Few people are untouched by the crisis, especially as the winter holidays approach.
Le Soir’s Grand Barometer indicated that people in Wallonia and Brussels are tightening their belts when it comes to presents for friends and family this year, with 49% of those surveyed indicating they will be spending less this year than they did in the previous one.
Holidays aside, the responses seem indicative of the overall decline in purchasing power that Belgium, along with other EU countries, is experiencing.
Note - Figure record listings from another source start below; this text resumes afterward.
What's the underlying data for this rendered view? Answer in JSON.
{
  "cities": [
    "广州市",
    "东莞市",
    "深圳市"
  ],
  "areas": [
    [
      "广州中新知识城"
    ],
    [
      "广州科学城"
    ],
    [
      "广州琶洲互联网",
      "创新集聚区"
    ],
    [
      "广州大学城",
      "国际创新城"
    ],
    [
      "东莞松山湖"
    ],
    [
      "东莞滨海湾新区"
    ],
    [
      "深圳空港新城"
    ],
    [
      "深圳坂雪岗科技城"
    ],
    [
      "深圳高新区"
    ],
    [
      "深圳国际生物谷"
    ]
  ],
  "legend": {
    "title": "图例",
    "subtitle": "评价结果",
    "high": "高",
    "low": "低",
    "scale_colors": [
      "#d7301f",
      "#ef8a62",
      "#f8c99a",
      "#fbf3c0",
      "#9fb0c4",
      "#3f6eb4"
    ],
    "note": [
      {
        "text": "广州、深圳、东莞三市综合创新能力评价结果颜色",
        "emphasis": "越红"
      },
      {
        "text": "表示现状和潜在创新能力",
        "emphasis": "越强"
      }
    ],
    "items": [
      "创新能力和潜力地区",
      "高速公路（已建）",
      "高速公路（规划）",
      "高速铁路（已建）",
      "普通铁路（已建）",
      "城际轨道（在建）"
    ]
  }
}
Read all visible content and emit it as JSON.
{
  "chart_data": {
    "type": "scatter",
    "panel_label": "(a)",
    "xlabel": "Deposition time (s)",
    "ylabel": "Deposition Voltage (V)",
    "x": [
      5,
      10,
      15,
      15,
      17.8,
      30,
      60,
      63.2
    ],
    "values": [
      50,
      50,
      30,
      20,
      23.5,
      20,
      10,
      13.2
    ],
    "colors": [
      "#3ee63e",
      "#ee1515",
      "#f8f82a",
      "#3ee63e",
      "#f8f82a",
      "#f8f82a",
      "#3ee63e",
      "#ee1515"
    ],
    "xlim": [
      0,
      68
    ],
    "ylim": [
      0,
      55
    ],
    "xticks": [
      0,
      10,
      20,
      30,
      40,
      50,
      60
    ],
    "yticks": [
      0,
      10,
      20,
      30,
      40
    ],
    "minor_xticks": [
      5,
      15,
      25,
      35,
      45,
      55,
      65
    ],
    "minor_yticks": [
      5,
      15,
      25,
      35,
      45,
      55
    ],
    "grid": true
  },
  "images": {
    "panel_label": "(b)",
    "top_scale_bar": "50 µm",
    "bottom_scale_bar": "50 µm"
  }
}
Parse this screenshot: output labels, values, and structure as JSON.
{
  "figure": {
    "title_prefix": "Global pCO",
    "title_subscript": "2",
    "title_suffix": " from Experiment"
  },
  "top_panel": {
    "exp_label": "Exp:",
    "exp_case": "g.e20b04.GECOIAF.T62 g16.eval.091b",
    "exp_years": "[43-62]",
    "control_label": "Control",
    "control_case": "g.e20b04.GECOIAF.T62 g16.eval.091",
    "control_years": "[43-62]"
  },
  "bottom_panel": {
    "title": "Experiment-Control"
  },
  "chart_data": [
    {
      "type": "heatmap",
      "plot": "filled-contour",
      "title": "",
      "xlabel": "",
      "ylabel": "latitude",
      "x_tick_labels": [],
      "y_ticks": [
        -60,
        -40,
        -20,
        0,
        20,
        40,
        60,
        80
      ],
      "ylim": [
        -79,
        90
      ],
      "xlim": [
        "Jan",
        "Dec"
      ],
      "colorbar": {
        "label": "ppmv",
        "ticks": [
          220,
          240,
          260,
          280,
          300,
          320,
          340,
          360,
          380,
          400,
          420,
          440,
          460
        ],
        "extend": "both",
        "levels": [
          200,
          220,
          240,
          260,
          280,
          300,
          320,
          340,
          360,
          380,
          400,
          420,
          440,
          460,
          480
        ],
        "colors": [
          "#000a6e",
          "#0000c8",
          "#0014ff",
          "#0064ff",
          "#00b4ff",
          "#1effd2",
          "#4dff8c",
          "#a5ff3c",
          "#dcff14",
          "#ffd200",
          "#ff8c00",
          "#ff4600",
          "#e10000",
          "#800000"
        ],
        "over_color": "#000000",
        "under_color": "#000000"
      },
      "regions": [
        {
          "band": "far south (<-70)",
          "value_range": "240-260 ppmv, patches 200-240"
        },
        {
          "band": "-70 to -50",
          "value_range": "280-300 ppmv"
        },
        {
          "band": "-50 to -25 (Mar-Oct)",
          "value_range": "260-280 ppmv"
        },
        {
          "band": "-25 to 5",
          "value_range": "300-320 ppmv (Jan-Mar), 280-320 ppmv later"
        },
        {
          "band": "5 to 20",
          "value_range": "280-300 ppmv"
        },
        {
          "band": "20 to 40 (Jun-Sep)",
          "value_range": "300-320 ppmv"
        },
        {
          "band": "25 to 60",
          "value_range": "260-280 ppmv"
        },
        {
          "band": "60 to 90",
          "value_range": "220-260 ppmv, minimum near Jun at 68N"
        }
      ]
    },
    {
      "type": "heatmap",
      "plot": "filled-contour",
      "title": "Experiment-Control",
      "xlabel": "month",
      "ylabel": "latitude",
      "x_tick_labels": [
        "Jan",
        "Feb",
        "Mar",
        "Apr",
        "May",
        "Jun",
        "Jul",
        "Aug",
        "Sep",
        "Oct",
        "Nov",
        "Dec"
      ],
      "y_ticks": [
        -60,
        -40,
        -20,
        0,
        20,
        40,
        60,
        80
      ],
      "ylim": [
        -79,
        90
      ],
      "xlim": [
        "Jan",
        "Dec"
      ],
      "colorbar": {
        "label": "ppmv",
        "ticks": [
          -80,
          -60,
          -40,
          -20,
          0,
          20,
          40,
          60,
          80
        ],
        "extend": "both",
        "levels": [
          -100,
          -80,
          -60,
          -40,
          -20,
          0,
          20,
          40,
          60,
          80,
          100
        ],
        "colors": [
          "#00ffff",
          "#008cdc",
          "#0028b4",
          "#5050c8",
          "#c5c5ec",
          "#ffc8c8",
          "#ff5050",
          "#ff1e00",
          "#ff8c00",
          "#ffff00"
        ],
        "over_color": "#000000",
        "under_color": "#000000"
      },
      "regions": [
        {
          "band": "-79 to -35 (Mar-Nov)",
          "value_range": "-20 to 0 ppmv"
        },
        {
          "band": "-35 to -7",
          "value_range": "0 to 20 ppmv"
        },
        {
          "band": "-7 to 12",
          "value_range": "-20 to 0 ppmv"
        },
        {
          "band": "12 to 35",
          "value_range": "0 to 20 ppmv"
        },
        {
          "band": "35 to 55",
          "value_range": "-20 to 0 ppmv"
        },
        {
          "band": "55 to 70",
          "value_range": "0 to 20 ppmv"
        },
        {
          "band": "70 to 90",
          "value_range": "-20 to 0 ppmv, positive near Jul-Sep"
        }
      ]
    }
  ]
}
Money is going less far in the face of inflation.
Four out of 10 Belgians say they are struggling to make ends meet at the end of each month, according to a report by the Mental Assessment Group cited by Het Nieuwsblad, Gazet van Antwerpen and Het Belang van Limburg.
This 43.4% of Belgians represents an increase over the 36% who said they were struggling last year.
One in three Belgians reports that they are already dipping into their savings, with credit purchases on the rise.
“Many Belgians have little or nothing left at the end of the month, and those who did not have a safety margin are now in great difficulty,” said economics professor Bart Chiau, who co-supervised the study.
“The indexation of salaries does not cover the rise in prices in any way, but is at the same time such a heavy cost factor for companies that they will probably have to let go of some of their staff.”